ST. LOUIS – More than four in five Missouri children under the age of 6 tested have detectable levels of lead in their blood, according to a study appearing in “The Journal of the American Medical Association.”
Researchers from Quest Diagnostics and Boston Children’s Hospital analyzed more than 1.1 million lead blood tests conducted by Quest on children living in all 50 states and the District of Columbia, from Oct. 2018 to Feb. 2020. Approximately 71% of the children tested were less than 3 years old.
This is the first study to examine blood lead levels (BLLs) as low as 1.0 µg/dL, which the researchers called “detectable” BLL. An “elevated” blood lead level is typically is ≥5.0 µg/dL.
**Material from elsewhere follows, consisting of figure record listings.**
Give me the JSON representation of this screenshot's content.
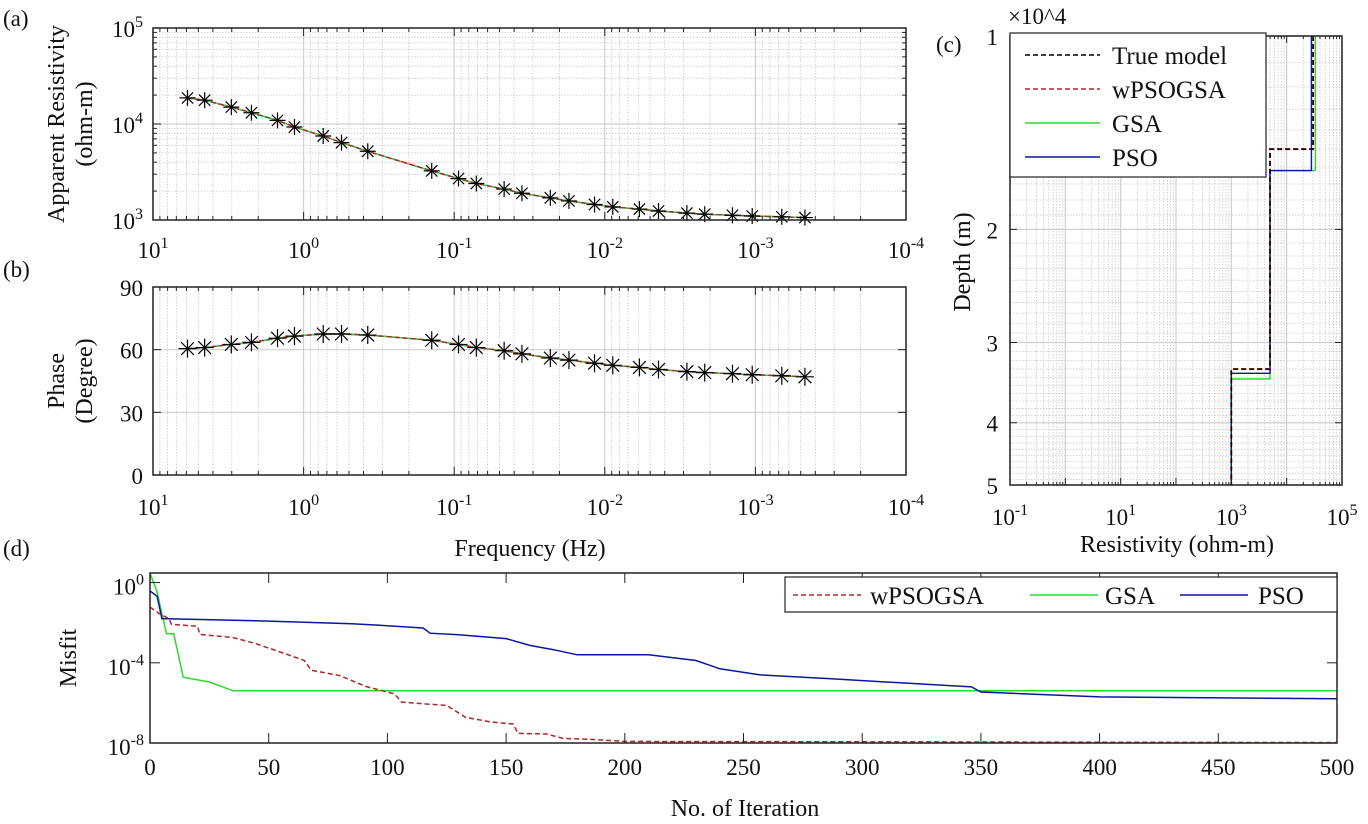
{
  "colors": {
    "true_model": "#000000",
    "wPSOGSA": "#b0262a",
    "GSA": "#2ed82e",
    "PSO": "#0b179c",
    "marker": "#000000",
    "grid_major": "#d0d0d0",
    "grid_minor": "#c8c8c8"
  },
  "chart_data": [
    {
      "panel": "(a)",
      "type": "line",
      "xscale": "log",
      "yscale": "log",
      "x_reversed": true,
      "xlim": [
        0.0001,
        10
      ],
      "ylim": [
        1000,
        100000
      ],
      "xlabel": "",
      "ylabel": [
        "Apparent Resistivity",
        "(ohm-m)"
      ],
      "xticks": [
        "10^1",
        "10^0",
        "10^-1",
        "10^-2",
        "10^-3",
        "10^-4"
      ],
      "yticks": [
        "10^3",
        "10^4",
        "10^5"
      ],
      "grid": true,
      "markers": "asterisk",
      "x": [
        5.9,
        4.54,
        3.02,
        2.22,
        1.49,
        1.15,
        0.741,
        0.56,
        0.375,
        0.141,
        0.0936,
        0.0713,
        0.0466,
        0.0355,
        0.023,
        0.0173,
        0.0117,
        0.00885,
        0.00589,
        0.0044,
        0.00285,
        0.00217,
        0.00142,
        0.00105,
        0.000668,
        0.000469
      ],
      "values": [
        18700,
        17700,
        15000,
        13100,
        10900,
        9300,
        7500,
        6400,
        5200,
        3250,
        2700,
        2400,
        2100,
        1900,
        1700,
        1580,
        1450,
        1370,
        1300,
        1240,
        1180,
        1150,
        1120,
        1100,
        1080,
        1060
      ]
    },
    {
      "panel": "(b)",
      "type": "line",
      "xscale": "log",
      "yscale": "linear",
      "x_reversed": true,
      "xlim": [
        0.0001,
        10
      ],
      "ylim": [
        0,
        90
      ],
      "xlabel": "Frequency (Hz)",
      "ylabel": [
        "Phase",
        "(Degree)"
      ],
      "xticks": [
        "10^1",
        "10^0",
        "10^-1",
        "10^-2",
        "10^-3",
        "10^-4"
      ],
      "yticks": [
        "0",
        "30",
        "60",
        "90"
      ],
      "grid": true,
      "markers": "asterisk",
      "x": [
        5.9,
        4.54,
        3.02,
        2.22,
        1.49,
        1.15,
        0.741,
        0.56,
        0.375,
        0.141,
        0.0936,
        0.0713,
        0.0466,
        0.0355,
        0.023,
        0.0173,
        0.0117,
        0.00885,
        0.00589,
        0.0044,
        0.00285,
        0.00217,
        0.00142,
        0.00105,
        0.000668,
        0.000469
      ],
      "values": [
        60.5,
        61,
        62.5,
        63.5,
        65.5,
        66.5,
        67.5,
        67.5,
        67,
        64.5,
        62.5,
        61,
        59.5,
        58,
        56,
        55,
        53.5,
        52.5,
        51.5,
        50.5,
        49.5,
        49,
        48.5,
        48,
        47.5,
        47
      ]
    },
    {
      "panel": "(c)",
      "type": "line",
      "xscale": "log",
      "yscale": "log",
      "y_reversed": true,
      "xlim": [
        0.1,
        100000
      ],
      "ylim": [
        10000,
        50000
      ],
      "xlabel": "Resistivity (ohm-m)",
      "ylabel": "Depth (m)",
      "y_multiplier": "×10^4",
      "xticks": [
        "10^-1",
        "10^1",
        "10^3",
        "10^5"
      ],
      "yticks": [
        "1",
        "2",
        "3",
        "4",
        "5"
      ],
      "grid": true,
      "legend": "top-left",
      "series": [
        {
          "name": "True model",
          "style": "dashed",
          "resistivity": [
            30000,
            5000,
            1000
          ],
          "boundaries": [
            15000,
            33000
          ]
        },
        {
          "name": "wPSOGSA",
          "style": "dashed",
          "resistivity": [
            30000,
            5000,
            1000
          ],
          "boundaries": [
            15000,
            33000
          ]
        },
        {
          "name": "GSA",
          "style": "solid",
          "resistivity": [
            33000,
            5000,
            1000
          ],
          "boundaries": [
            16200,
            34200
          ]
        },
        {
          "name": "PSO",
          "style": "solid",
          "resistivity": [
            28000,
            5000,
            1000
          ],
          "boundaries": [
            16200,
            33500
          ]
        }
      ]
    },
    {
      "panel": "(d)",
      "type": "line",
      "xscale": "linear",
      "yscale": "log",
      "xlim": [
        0,
        500
      ],
      "ylim": [
        1e-08,
        3
      ],
      "xlabel": "No. of Iteration",
      "ylabel": "Misfit",
      "xticks": [
        "0",
        "50",
        "100",
        "150",
        "200",
        "250",
        "300",
        "350",
        "400",
        "450",
        "500"
      ],
      "yticks": [
        "10^0",
        "10^-4",
        "10^-8"
      ],
      "grid": false,
      "legend": "top-right",
      "series": [
        {
          "name": "wPSOGSA",
          "style": "dashed",
          "x": [
            0,
            4,
            8,
            9,
            20,
            21,
            35,
            44,
            57,
            65,
            68,
            80,
            91,
            103,
            106,
            125,
            133,
            144,
            153,
            155,
            167,
            174,
            187,
            200,
            500
          ],
          "values": [
            0.06,
            0.028,
            0.016,
            0.0083,
            0.0066,
            0.0026,
            0.0018,
            0.00095,
            0.00028,
            0.00013,
            4.2e-05,
            2.3e-05,
            6.6e-06,
            2.8e-06,
            1.1e-06,
            7.4e-07,
            1.9e-07,
            1.1e-07,
            8.9e-08,
            3e-08,
            2.8e-08,
            1.7e-08,
            1.5e-08,
            1.2e-08,
            1.05e-08
          ]
        },
        {
          "name": "GSA",
          "style": "solid",
          "x": [
            0,
            3,
            5,
            7,
            10,
            12,
            14,
            25,
            35,
            500
          ],
          "values": [
            3.2,
            0.34,
            0.028,
            0.0028,
            0.0028,
            0.00023,
            1.9e-05,
            1.1e-05,
            4e-06,
            4e-06
          ]
        },
        {
          "name": "PSO",
          "style": "solid",
          "x": [
            0,
            3,
            5,
            50,
            85,
            100,
            115,
            118,
            130,
            150,
            160,
            170,
            180,
            210,
            230,
            240,
            257,
            287,
            316,
            346,
            350,
            400,
            500
          ],
          "values": [
            0.38,
            0.21,
            0.016,
            0.012,
            0.0089,
            0.0071,
            0.0054,
            0.003,
            0.0025,
            0.0016,
            0.00074,
            0.00045,
            0.00025,
            0.00025,
            0.00013,
            5e-05,
            2.5e-05,
            1.6e-05,
            1e-05,
            6.3e-06,
            3.5e-06,
            2e-06,
            1.6e-06
          ]
        }
      ]
    }
  ]
}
Researchers acknowledge there is no known threshold for lead-based health effects, though scientists proved by the mid-20th century that lead poisoning can cause neurological impairments in children, such as brain and nervous system damage, slowed growth and development, learning and behavior problems, and hearing and speech problems.
Any lead found in the human bloodstream is an abnormality and should be considered potentially harmful.
The study shows 50.5% of the children tested had “detectable” blood lead levels and 1.9% had an “elevated” BLL. Quest Diagnostics researchers say this shows the majority of American children have been exposed to lead despite a decades-long campaign to reduce lead poisoning.
The key findings show young children at the greatest risk are those living in homes built before the 1950s and in zip codes with the highest levels of poverty. Children in areas with the highest levels of pre-1950s housing were nearly four times as likely to test for elevated blood lead levels (3.5% to 0.9%).
Twenty-four states had detectable levels of BLL above the 50.5% rate. The five states with the highest rates of detectable BLL are Nebraska (83%), Missouri (82%), Michigan (78%), Iowa (76%), and Utah (73%).
In addition, six states had elevated blood lead levels more than double the national average of 1.9%: Nebraska (6.0%), Ohio (5.2%), Pennsylvania (5.0%), Missouri (4.5%), Michigan (4.5%), and Wisconsin (4.3%).
The study identifies its size and national scope as strengths. The limitations include “reliance on testing orders, rather than population sampling; varying volumes of test results in certain states; and the inability to determine values below the threshold of detection.”